17. A method according to claim 15, wherein the growth factor comprises transforming growth factor (TGF)-beta and/or epidermal growth factor (EGF).

18. A method according to claim 13, wherein the support is in the form of an insert that fits within a well of a multiwell plate.

19. A method according to claim 13, wherein the support is in the form of a high throughput screening (HTS) plate.

20. A method according to claim 13, wherein the membrane comprises polycarbonate, polyester, modified polytetrafluorethylene, microporous silica, ceramic material, or cellulose nitrate.

21. A method according to claim 1, wherein the cells comprise undifferentiated skin cells.

22. A method according to claim 21, wherein the skin cells comprise keratinocytes, melanocytes, or a mixture of keratinocytes and melanocytes.

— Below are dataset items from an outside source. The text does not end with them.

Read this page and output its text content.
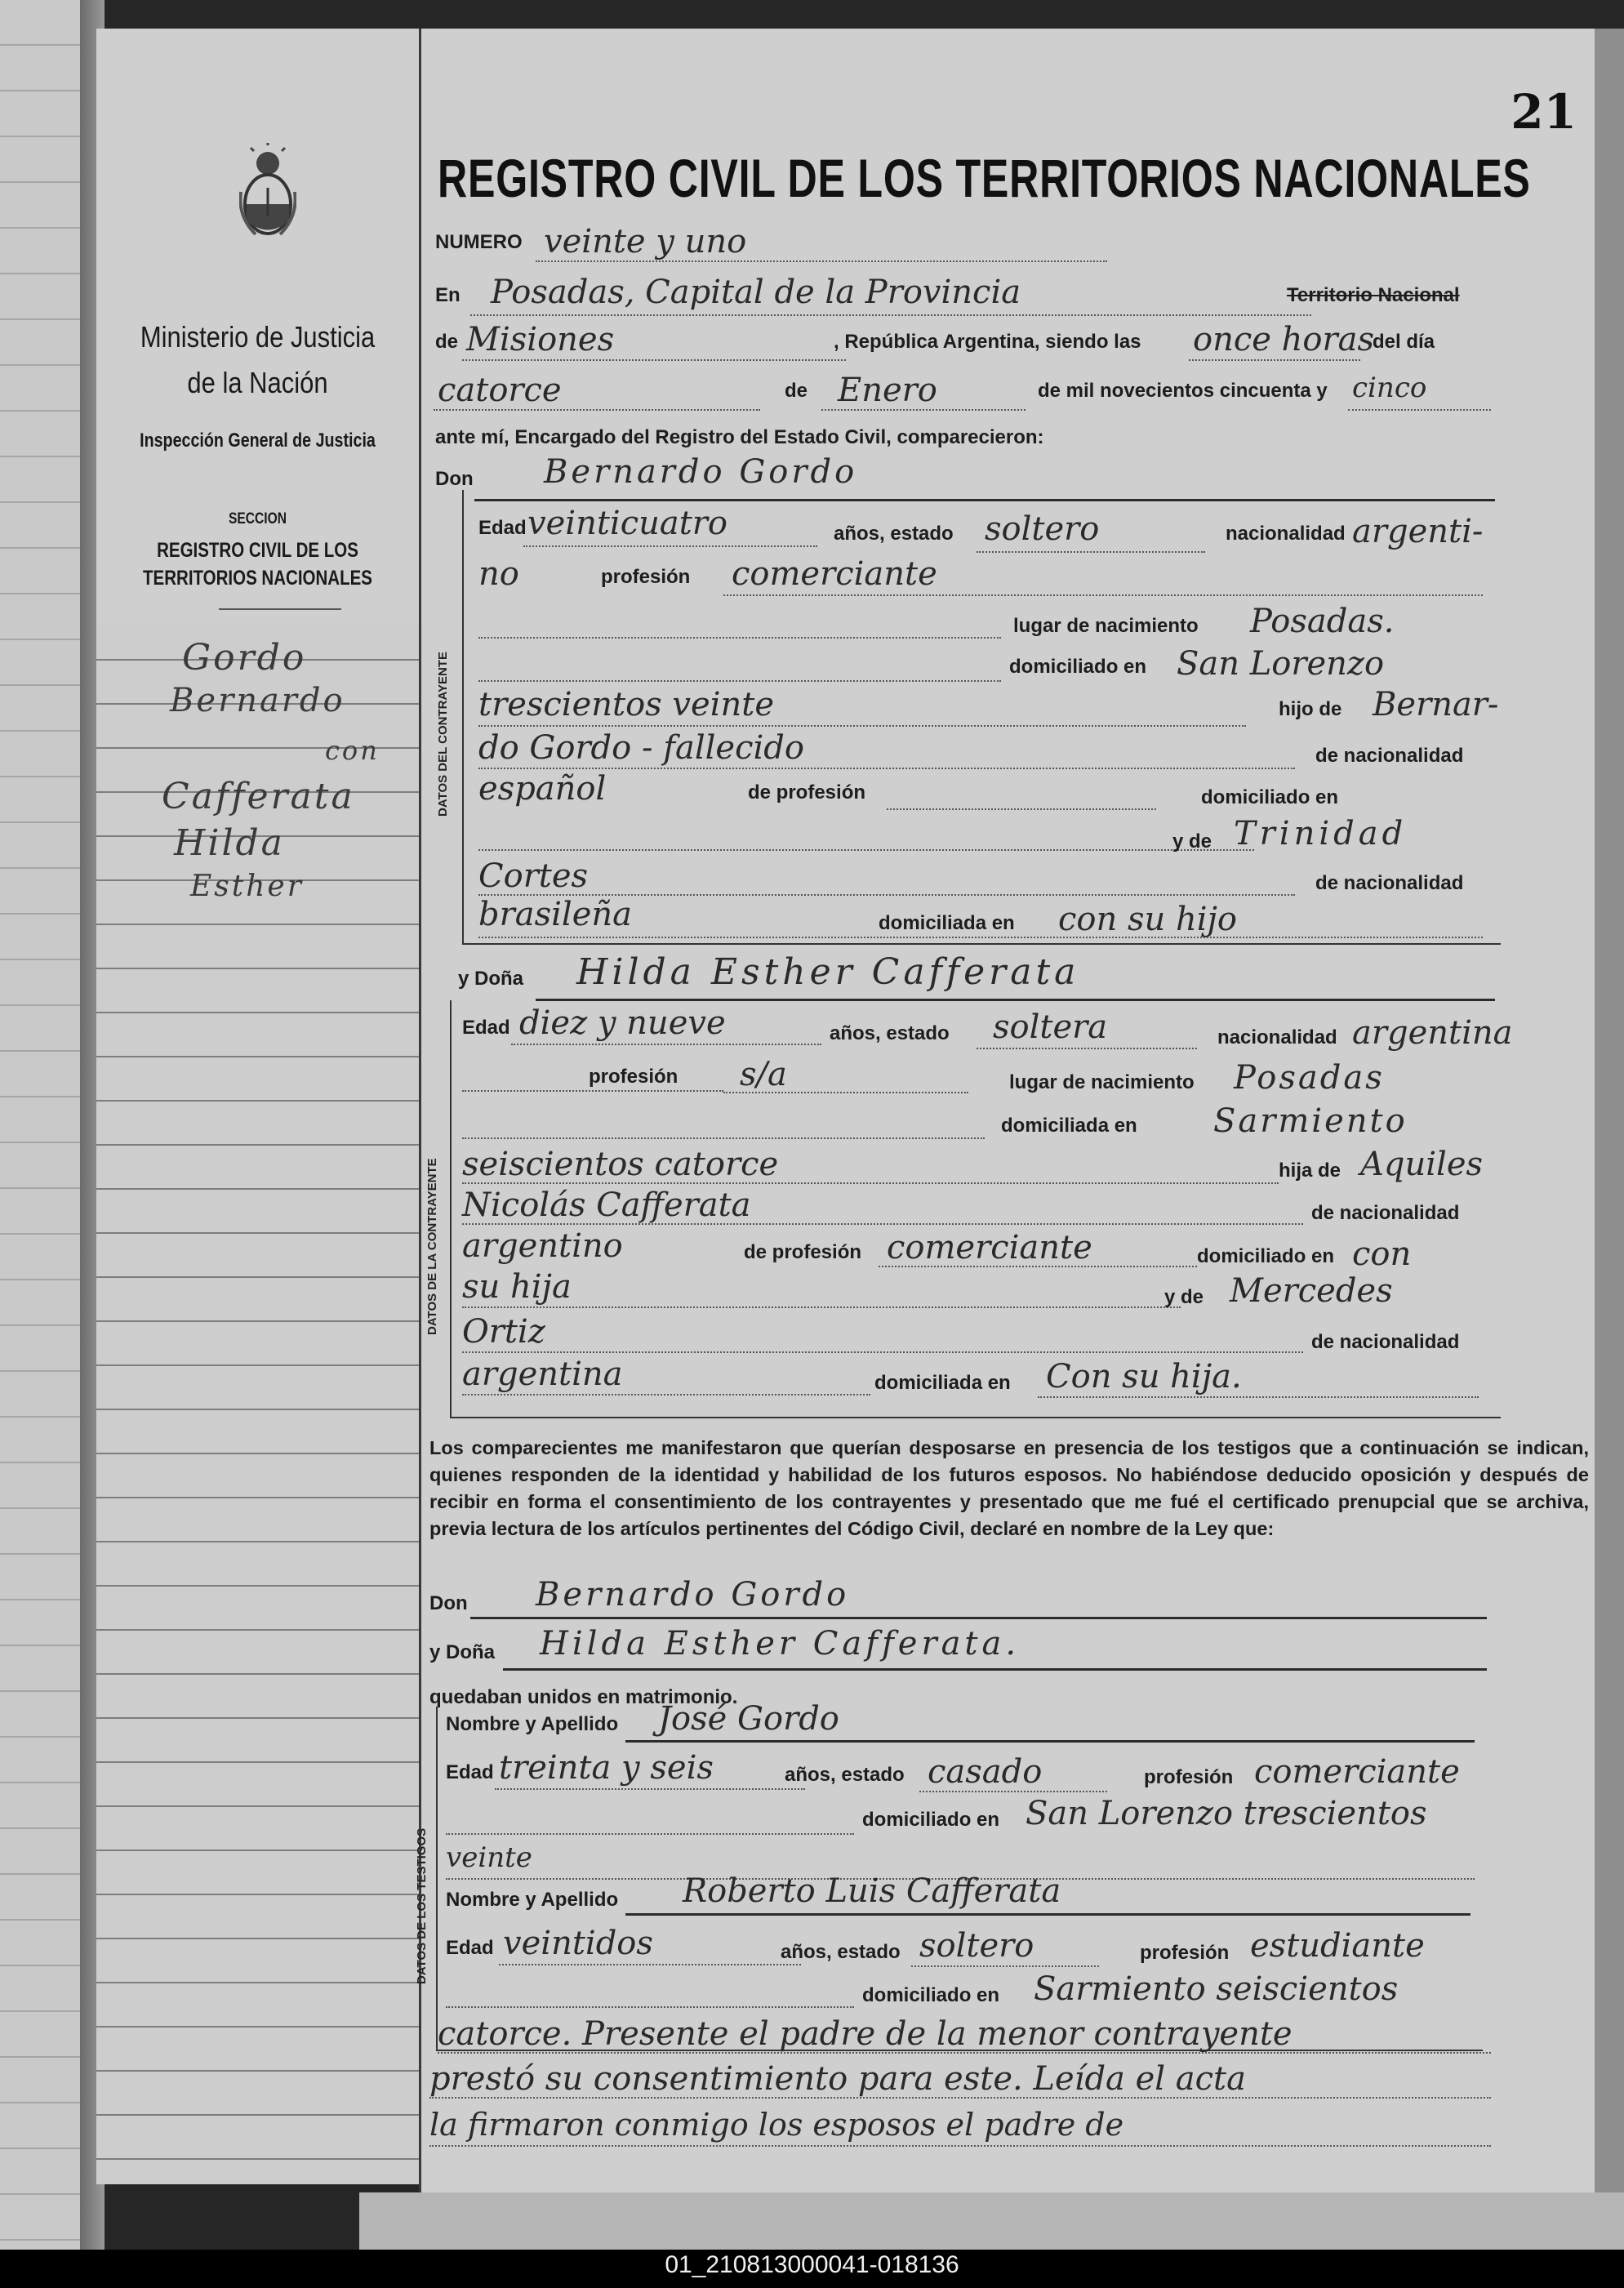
Ministerio de Justicia de la Nación
Inspección General de Justicia
SECCION
REGISTRO CIVIL DE LOS TERRITORIOS NACIONALES
Gordo
Bernardo
con
Cafferata
Hilda
Esther
21
REGISTRO CIVIL DE LOS TERRITORIOS NACIONALES
NUMERO veinte y uno
En Posadas, Capital de la Provincia	Territorio Nacional
de Misiones	, República Argentina, siendo las once horas
del día
catorce	de Enero	de mil novecientos cincuenta y cinco
ante mí, Encargado del Registro del Estado Civil, comparecieron:
Don Bernardo Gordo
DATOS DEL CONTRAYENTE
Edad veinticuatro	años, estado soltero	nacionalidad argenti-
no	profesión comerciante
lugar de nacimiento Posadas.
domiciliado en San Lorenzo
trescientos veinte	hijo de Bernar-
do Gordo - fallecido	de nacionalidad
español	de profesión	domiciliado en
y de Trinidad
Cortes	de nacionalidad
brasileña	domiciliada en con su hijo
y Doña Hilda Esther Cafferata
DATOS DE LA CONTRAYENTE
Edad diez y nueve	años, estado soltera	nacionalidad argentina
profesión s/a	lugar de nacimiento Posadas
domiciliada en Sarmiento
seiscientos catorce	hija de Aquiles
Nicolás Cafferata	de nacionalidad
argentino	de profesión comerciante	domiciliado en con
su hija	y de Mercedes
Ortiz	de nacionalidad
argentina	domiciliada en Con su hija.
Los comparecientes me manifestaron que querían desposarse en presencia de los testigos que a continuación se indican, quienes responden de la identidad y habilidad de los futuros esposos. No habiéndose deducido oposición y después de recibir en forma el consentimiento de los contrayentes y presentado que me fué el certificado prenupcial que se archiva, previa lectura de los artículos pertinentes del Código Civil, declaré en nombre de la Ley que:
Don Bernardo Gordo
y Doña Hilda Esther Cafferata.
quedaban unidos en matrimonio.
DATOS DE LOS TESTIGOS
Nombre y Apellido José Gordo
Edad treinta y seis	años, estado casado	profesión comerciante
domiciliado en San Lorenzo trescientos
veinte
Nombre y Apellido Roberto Luis Cafferata
Edad veintidos	años, estado soltero	profesión estudiante
domiciliado en Sarmiento seiscientos
catorce. Presente el padre de la menor contrayente
prestó su consentimiento para este. Leída el acta
la firmaron conmigo los esposos el padre de
01_210813000041-018136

23. A method according to claim 22, wherein the skin cells comprises a mixture of keratinocytes and melanocytes in a ratio of about 3:1 to about 30:1.

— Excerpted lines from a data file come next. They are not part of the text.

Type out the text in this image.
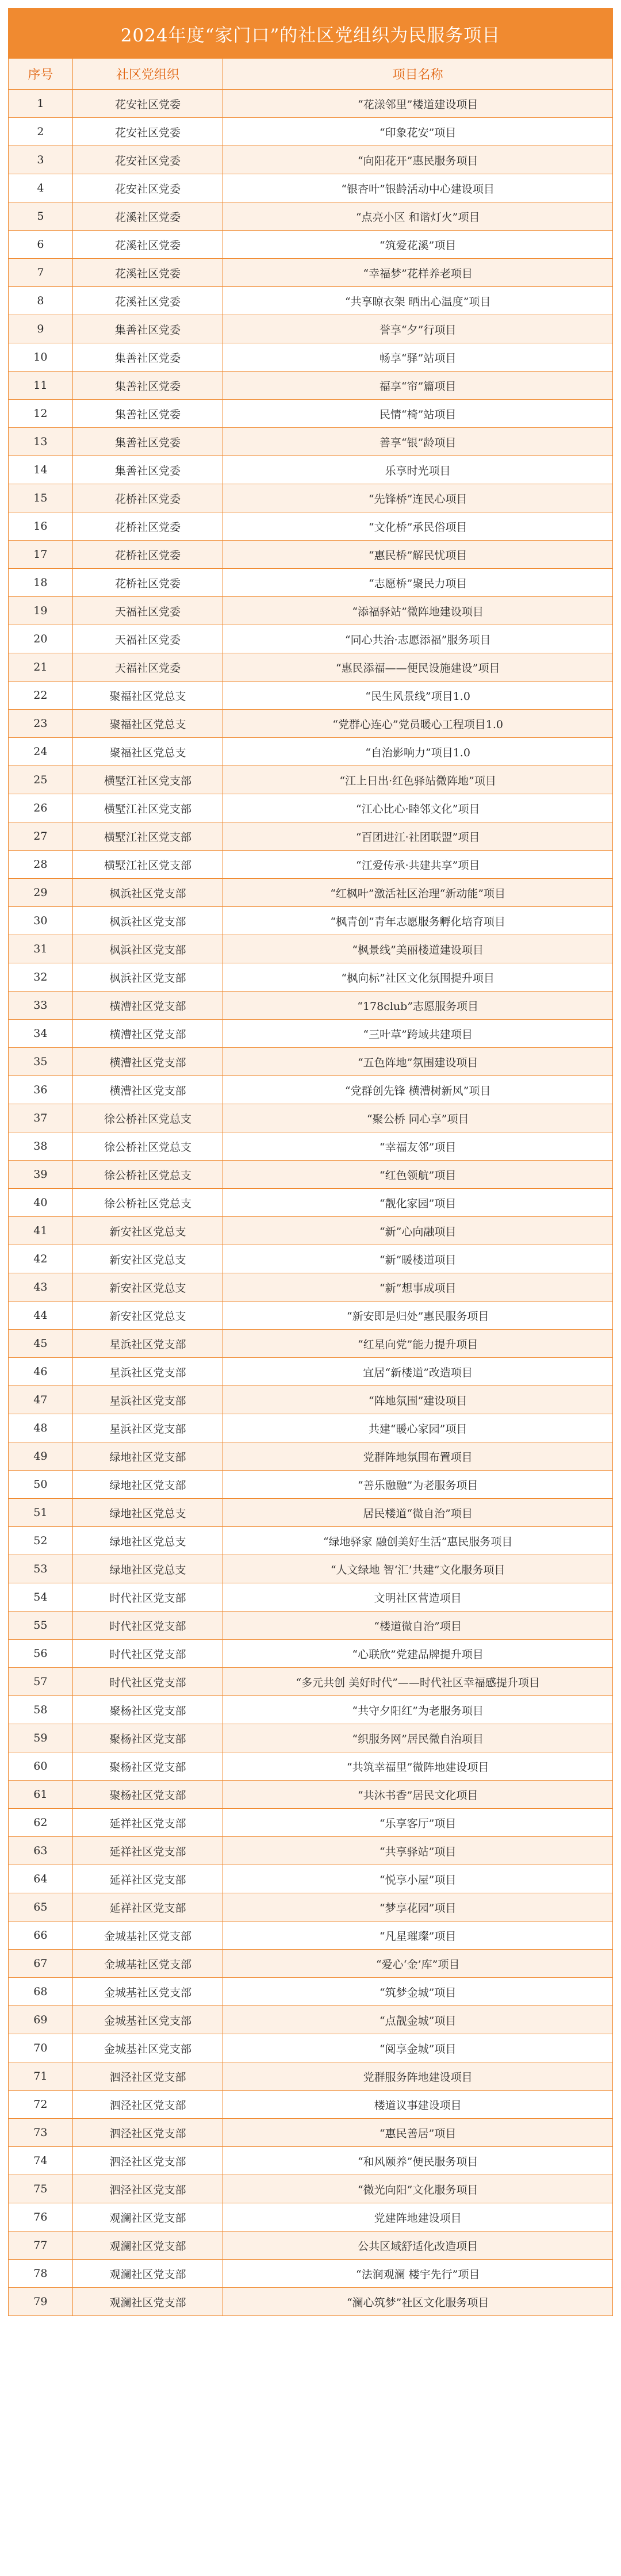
2024年度“家门口”的社区党组织为民服务项目
序号	社区党组织	项目名称
1	花安社区党委	“花漾邻里”楼道建设项目
2	花安社区党委	“印象花安”项目
3	花安社区党委	“向阳花开”惠民服务项目
4	花安社区党委	“银杏叶”银龄活动中心建设项目
5	花溪社区党委	“点亮小区 和谐灯火”项目
6	花溪社区党委	“筑爱花溪”项目
7	花溪社区党委	“幸福梦”花样养老项目
8	花溪社区党委	“共享晾衣架 晒出心温度”项目
9	集善社区党委	誉享“夕”行项目
10	集善社区党委	畅享“驿”站项目
11	集善社区党委	福享“帘”篇项目
12	集善社区党委	民情“椅”站项目
13	集善社区党委	善享“银”龄项目
14	集善社区党委	乐享时光项目
15	花桥社区党委	“先锋桥”连民心项目
16	花桥社区党委	“文化桥”承民俗项目
17	花桥社区党委	“惠民桥”解民忧项目
18	花桥社区党委	“志愿桥”聚民力项目
19	天福社区党委	“添福驿站”微阵地建设项目
20	天福社区党委	“同心共治·志愿添福”服务项目
21	天福社区党委	“惠民添福——便民设施建设”项目
22	聚福社区党总支	“民生风景线”项目1.0
23	聚福社区党总支	“党群心连心”党员暖心工程项目1.0
24	聚福社区党总支	“自治影响力”项目1.0
25	横墅江社区党支部	“江上日出·红色驿站微阵地”项目
26	横墅江社区党支部	“江心比心·睦邻文化”项目
27	横墅江社区党支部	“百团进江·社团联盟”项目
28	横墅江社区党支部	“江爱传承·共建共享”项目
29	枫浜社区党支部	“红枫叶”激活社区治理“新动能”项目
30	枫浜社区党支部	“枫青创”青年志愿服务孵化培育项目
31	枫浜社区党支部	“枫景线”美丽楼道建设项目
32	枫浜社区党支部	“枫向标”社区文化氛围提升项目
33	横漕社区党支部	“178club”志愿服务项目
34	横漕社区党支部	“三叶草”跨域共建项目
35	横漕社区党支部	“五色阵地”氛围建设项目
36	横漕社区党支部	“党群创先锋 横漕树新风”项目
37	徐公桥社区党总支	“聚公桥 同心享”项目
38	徐公桥社区党总支	“幸福友邻”项目
39	徐公桥社区党总支	“红色领航”项目
40	徐公桥社区党总支	“靓化家园”项目
41	新安社区党总支	“新”心向融项目
42	新安社区党总支	“新”暖楼道项目
43	新安社区党总支	“新”想事成项目
44	新安社区党总支	“新安即是归处”惠民服务项目
45	星浜社区党支部	“红星向党”能力提升项目
46	星浜社区党支部	宜居“新楼道”改造项目
47	星浜社区党支部	“阵地氛围”建设项目
48	星浜社区党支部	共建“暖心家园”项目
49	绿地社区党支部	党群阵地氛围布置项目
50	绿地社区党支部	“善乐融融”为老服务项目
51	绿地社区党总支	居民楼道“微自治”项目
52	绿地社区党总支	“绿地驿家 融创美好生活”惠民服务项目
53	绿地社区党总支	“人文绿地 智‘汇’共建”文化服务项目
54	时代社区党支部	文明社区营造项目
55	时代社区党支部	“楼道微自治”项目
56	时代社区党支部	“心联欣”党建品牌提升项目
57	时代社区党支部	“多元共创 美好时代”——时代社区幸福感提升项目
58	聚杨社区党支部	“共守夕阳红”为老服务项目
59	聚杨社区党支部	“织服务网”居民微自治项目
60	聚杨社区党支部	“共筑幸福里”微阵地建设项目
61	聚杨社区党支部	“共沐书香”居民文化项目
62	延祥社区党支部	“乐享客厅”项目
63	延祥社区党支部	“共享驿站”项目
64	延祥社区党支部	“悦享小屋”项目
65	延祥社区党支部	“梦享花园”项目
66	金城基社区党支部	“凡星璀璨”项目
67	金城基社区党支部	“爱心‘金’库”项目
68	金城基社区党支部	“筑梦金城”项目
69	金城基社区党支部	“点靓金城”项目
70	金城基社区党支部	“阅享金城”项目
71	泗泾社区党支部	党群服务阵地建设项目
72	泗泾社区党支部	楼道议事建设项目
73	泗泾社区党支部	“惠民善居”项目
74	泗泾社区党支部	“和风颐养”便民服务项目
75	泗泾社区党支部	“微光向阳”文化服务项目
76	观澜社区党支部	党建阵地建设项目
77	观澜社区党支部	公共区域舒适化改造项目
78	观澜社区党支部	“法润观澜 楼宇先行”项目
79	观澜社区党支部	“澜心筑梦”社区文化服务项目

24. A method according to claim 1, wherein the cells comprise one or more of undifferentiated keratinocytes, melanocytes, fibroblasts, endothelial cells, airway epithelial cells, corneal epithelial cells, vaginal epithelial cells, oral epithelial cells, intestinal epithelial cells, dendritic cells, macrophages, kidney cells, liver cells, neuronal cells, and mast cells.

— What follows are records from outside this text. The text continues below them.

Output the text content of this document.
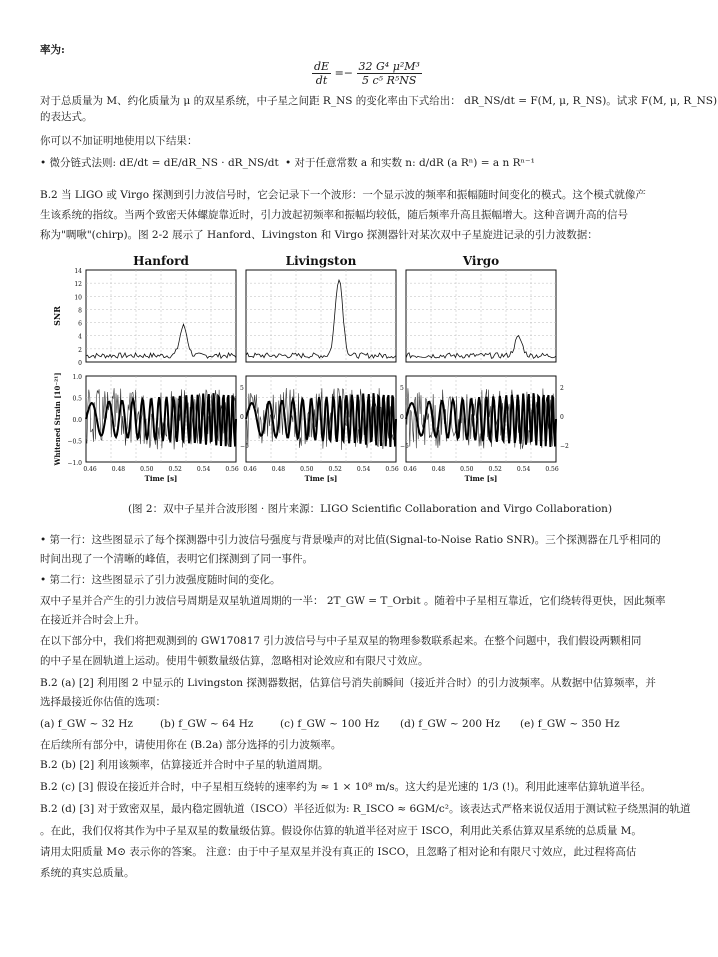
率为:
$\frac{dE}{dt} =- \frac{\text{32 G⁴ μ²M³}}{\text{5 c⁵ R⁵NS}}$
对于总质量为 M、约化质量为 μ 的双星系统，中子星之间距 R_NS 的变化率由下式给出： dR_NS/dt = F(M, μ, R_NS)。试求 F(M, μ, R_NS)
的表达式。
你可以不加证明地使用以下结果：
• 微分链式法则: dE/dt = dE/dR_NS · dR_NS/dt • 对于任意常数 a 和实数 n: d/dR (a Rⁿ) = a n Rⁿ⁻¹
B.2 当 LIGO 或 Virgo 探测到引力波信号时，它会记录下一个波形：一个显示波的频率和振幅随时间变化的模式。这个模式就像产
生该系统的指纹。当两个致密天体螺旋靠近时，引力波起初频率和振幅均较低，随后频率升高且振幅增大。这种音调升高的信号
称为"啁啾"(chirp)。图 2-2 展示了 Hanford、Livingston 和 Virgo 探测器针对某次双中子星旋进记录的引力波数据：
Hanford
0.46	0.48	0.50	0.52	0.54	0.56
Time [s]
5
0
−5
Livingston
0.46	0.48	0.50	0.52	0.54	0.56
Time [s]
5
0
−5
Virgo
0.46	0.48	0.50	0.52	0.54	0.56
Time [s]
2
0
−2
14
12
10
8
6
4
2
0
1.0
0.5
0.0
−0.5
−1.0
SNR
Whitened Strain [10⁻²¹]
(图 2：双中子星并合波形图 · 图片来源：LIGO Scientific Collaboration and Virgo Collaboration)
• 第一行：这些图显示了每个探测器中引力波信号强度与背景噪声的对比值(Signal-to-Noise Ratio SNR)。三个探测器在几乎相同的
时间出现了一个清晰的峰值，表明它们探测到了同一事件。
• 第二行：这些图显示了引力波强度随时间的变化。
双中子星并合产生的引力波信号周期是双星轨道周期的一半： 2T_GW = T_Orbit 。随着中子星相互靠近，它们绕转得更快，因此频率
在接近并合时会上升。
在以下部分中，我们将把观测到的 GW170817 引力波信号与中子星双星的物理参数联系起来。在整个问题中，我们假设两颗相同
的中子星在圆轨道上运动。使用牛顿数量级估算，忽略相对论效应和有限尺寸效应。
B.2 (a) [2] 利用图 2 中显示的 Livingston 探测器数据，估算信号消失前瞬间（接近并合时）的引力波频率。从数据中估算频率，并
选择最接近你估值的选项：
(a) f_GW ~ 32 Hz	(b) f_GW ~ 64 Hz	(c) f_GW ~ 100 Hz	(d) f_GW ~ 200 Hz	(e) f_GW ~ 350 Hz
在后续所有部分中，请使用你在 (B.2a) 部分选择的引力波频率。
B.2 (b) [2] 利用该频率，估算接近并合时中子星的轨道周期。
B.2 (c) [3] 假设在接近并合时，中子星相互绕转的速率约为 ≈ 1 × 10⁸ m/s。这大约是光速的 1/3 (!)。利用此速率估算轨道半径。
B.2 (d) [3] 对于致密双星，最内稳定圆轨道（ISCO）半径近似为: R_ISCO ≈ 6GM/c²。该表达式严格来说仅适用于测试粒子绕黑洞的轨道
。在此，我们仅将其作为中子星双星的数量级估算。假设你估算的轨道半径对应于 ISCO，利用此关系估算双星系统的总质量 M。
请用太阳质量 M⊙ 表示你的答案。 注意：由于中子星双星并没有真正的 ISCO，且忽略了相对论和有限尺寸效应，此过程将高估
系统的真实总质量。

25. A method according to claim 24, wherein the cells comprise human cells.

26. A kit for producing a tissue equivalent, comprising:

(a) frozen cryopreserved undifferentiated cells;

(b) a support for growth of the cells; and

(c) one or more culture media for propagation and/or differentiation of the cells.

27. A kit according to claim 26, further comprising instructions directing seeding of the cells directly onto the support immediately following recovery from cryopreservation without additional steps for expansion, harvesting, counting, and/or dilution of the cells beforehand.

28. A kit according to claim 26, wherein the cryopreserved cells comprise a density of about 1×10⁶to about 20×10⁶per mL in cryopreservation medium.

29. A kit according to claim 28, wherein the cryopreservation medium comprises one or more of serum, BSA, glycerol, and DMSO.

30. A kit according to claim 26, wherein the support comprises a microporous membrane through which culture medium may pass.

31. A kit according to claim 30, wherein the membrane is coated with extracellular matrix material.

32. A kit according to claim 31, wherein the extracellular matrix material comprises one or more of an attachment factor, a cell surface integrin, collagen I, III, or IV, fibronectin, laminin, hyaluronic acid, and a growth factor.

33. A kit according to claim 30, wherein the support is in the form of an insert that fits within a well of a multiwell plate or in the form of a HTS plate.

34. A kit according to claim 30, wherein the membrane comprises polycarbonate, polyester, modified polytetrafluorethylene, microporous silica, ceramic material, or cellulose nitrate.

35. A kit according to claim 26, wherein the cells comprise undifferentiated skin cells.

36. A kit according to claim 35, wherein the skin cells comprise keratinocytes, melanocytes, or a mixture of keratinocytes and melanocytes.

37. A kit according to claim 26, wherein the cells comprise one or more of undifferentiated keratinocytes, melanocytes, fibroblasts, endothelial cells, airway epithelial cells, corneal epithelial cells, vaginal epithelial cells, oral epithelial cells, intestinal epithelial cells, dendritic cells, macrophages, kidney cells, liver cells, neuronal cells, and mast cells.

38. A kit according to claim 37, wherein the cells comprise human cells.